The problem for libertarianism . . . is that it starts at the wrong place. It is not a truth run amok. It is a falsehood masquerading as a truth. Yes, human freedom is a good thing, but what is freedom? I do not see how you can reconcile negative freedom with Christian anthropology. The "freedom of the children of God" of which St. Paul writes is not autonomy.
So, we only skate around the difficulties. The problem, of course, is not just philosophical. I love the practical consequences of the First Amendment as much as the next person, but I worry that it is built on a faulty foundation, that it derives from ideas about the human person and human dignity that do not cut the anthropological mustard, and like everything built on a faulty foundation, it may not be as sturdy as it seems. We can keep the issues fuzzy, but at the end of the day, the fact of the Incarnation calls into question the very idea of autonomy. I submit this is the central issue in our Western culture today and the point at which the Church remains the most counter-cultural influence in the West: How do we rescue human freedom and all the manifest good that flows from a politics in which human freedom is valued, from the nasty Enlightenment influences that require the privatization of religion? It is no small question and hats off to Professor George for raising it.

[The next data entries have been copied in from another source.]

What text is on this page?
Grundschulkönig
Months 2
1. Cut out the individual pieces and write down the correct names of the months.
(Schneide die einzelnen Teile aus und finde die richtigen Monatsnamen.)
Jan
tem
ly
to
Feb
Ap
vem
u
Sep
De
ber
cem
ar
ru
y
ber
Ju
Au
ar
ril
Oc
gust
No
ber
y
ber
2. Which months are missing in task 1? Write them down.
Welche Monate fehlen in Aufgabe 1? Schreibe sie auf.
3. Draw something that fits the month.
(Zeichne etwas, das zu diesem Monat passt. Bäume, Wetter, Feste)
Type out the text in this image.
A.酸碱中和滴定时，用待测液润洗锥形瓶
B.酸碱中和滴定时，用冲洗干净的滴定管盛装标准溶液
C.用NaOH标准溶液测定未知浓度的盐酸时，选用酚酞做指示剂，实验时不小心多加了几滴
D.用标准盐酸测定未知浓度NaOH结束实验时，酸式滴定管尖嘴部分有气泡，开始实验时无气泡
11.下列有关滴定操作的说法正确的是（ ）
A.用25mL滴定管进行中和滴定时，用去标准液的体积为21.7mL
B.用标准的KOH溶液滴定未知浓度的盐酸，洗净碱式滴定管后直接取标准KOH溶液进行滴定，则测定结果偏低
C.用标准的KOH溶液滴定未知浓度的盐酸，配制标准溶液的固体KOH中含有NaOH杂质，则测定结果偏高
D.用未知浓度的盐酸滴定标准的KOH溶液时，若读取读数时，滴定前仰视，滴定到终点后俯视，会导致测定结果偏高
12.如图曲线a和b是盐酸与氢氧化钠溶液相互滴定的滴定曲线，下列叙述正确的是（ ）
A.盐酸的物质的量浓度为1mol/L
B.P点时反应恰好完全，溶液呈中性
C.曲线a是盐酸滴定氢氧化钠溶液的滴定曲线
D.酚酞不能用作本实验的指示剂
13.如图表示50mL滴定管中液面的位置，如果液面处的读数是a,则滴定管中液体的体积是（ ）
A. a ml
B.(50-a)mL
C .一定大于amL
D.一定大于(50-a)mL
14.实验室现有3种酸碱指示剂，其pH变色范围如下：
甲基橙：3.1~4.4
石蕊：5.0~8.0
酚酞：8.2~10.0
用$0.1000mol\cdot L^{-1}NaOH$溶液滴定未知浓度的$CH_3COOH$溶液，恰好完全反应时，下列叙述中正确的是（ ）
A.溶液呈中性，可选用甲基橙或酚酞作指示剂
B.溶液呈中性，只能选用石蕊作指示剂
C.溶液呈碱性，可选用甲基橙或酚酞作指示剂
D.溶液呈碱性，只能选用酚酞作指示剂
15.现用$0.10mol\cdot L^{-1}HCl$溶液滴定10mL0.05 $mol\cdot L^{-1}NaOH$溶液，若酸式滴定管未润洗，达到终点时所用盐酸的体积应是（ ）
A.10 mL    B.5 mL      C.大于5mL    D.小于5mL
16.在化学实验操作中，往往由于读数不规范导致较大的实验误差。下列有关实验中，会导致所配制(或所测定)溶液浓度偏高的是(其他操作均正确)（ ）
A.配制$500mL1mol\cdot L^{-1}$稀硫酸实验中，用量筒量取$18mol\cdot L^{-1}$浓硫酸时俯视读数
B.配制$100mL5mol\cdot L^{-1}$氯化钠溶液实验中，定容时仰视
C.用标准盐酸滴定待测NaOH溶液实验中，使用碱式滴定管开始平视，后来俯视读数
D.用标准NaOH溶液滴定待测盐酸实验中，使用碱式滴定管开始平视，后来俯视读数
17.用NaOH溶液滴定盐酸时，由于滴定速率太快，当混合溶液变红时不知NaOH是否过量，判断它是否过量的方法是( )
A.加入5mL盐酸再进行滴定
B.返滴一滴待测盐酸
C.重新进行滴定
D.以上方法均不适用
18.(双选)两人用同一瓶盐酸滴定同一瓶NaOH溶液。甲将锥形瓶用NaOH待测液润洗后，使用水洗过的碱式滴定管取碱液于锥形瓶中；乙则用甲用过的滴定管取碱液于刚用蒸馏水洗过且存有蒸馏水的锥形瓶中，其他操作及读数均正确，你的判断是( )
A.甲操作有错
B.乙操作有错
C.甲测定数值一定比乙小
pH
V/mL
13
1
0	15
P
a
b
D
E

This is important stuff, and I invite my colleagues (and MOJ readers) to weigh in. Two quick thoughts of my own: First, I think "negative freedom" is reconcilable with (and, indeed, can serve well) the Christian understanding of human flourishing and common good, so long as the negative-freedom claim is (something like) "generally speaking, unless they have a sufficiently compelling reason, governments ought not to interfere with the plans and projects of persons and societies. Rather, persons and societies - generally speaking -- ought to enjoy the (negative) liberty to be free from such interference." This claim is, I suppose, "libertarian", but not in the misguided ("heretical") sense of making deep claims about autonomy.
Second, with respect to the First Amendment: It is possible (indeed, it is common) to think about, interpret, and apply the First Amendment as if it were a philosophical statement about the nature of truth (e.g., "it can only be found through the operation of an unregulated marketplace of ideas") or human flourishing (e.g., "no one is any position to judge whether or which ideas and statements are damaging or harmful"). But, it can also be understood, in a more pedestrian way: "Generally speaking, the government is an unreliable, or even untrustworthy, regulator of the search for, and debates about, truth. So, we disable the government from regulating speech not because there is no truth, or because ideas never cause harm, but only because the government-speech-regulation cure will too often be worse than the disease."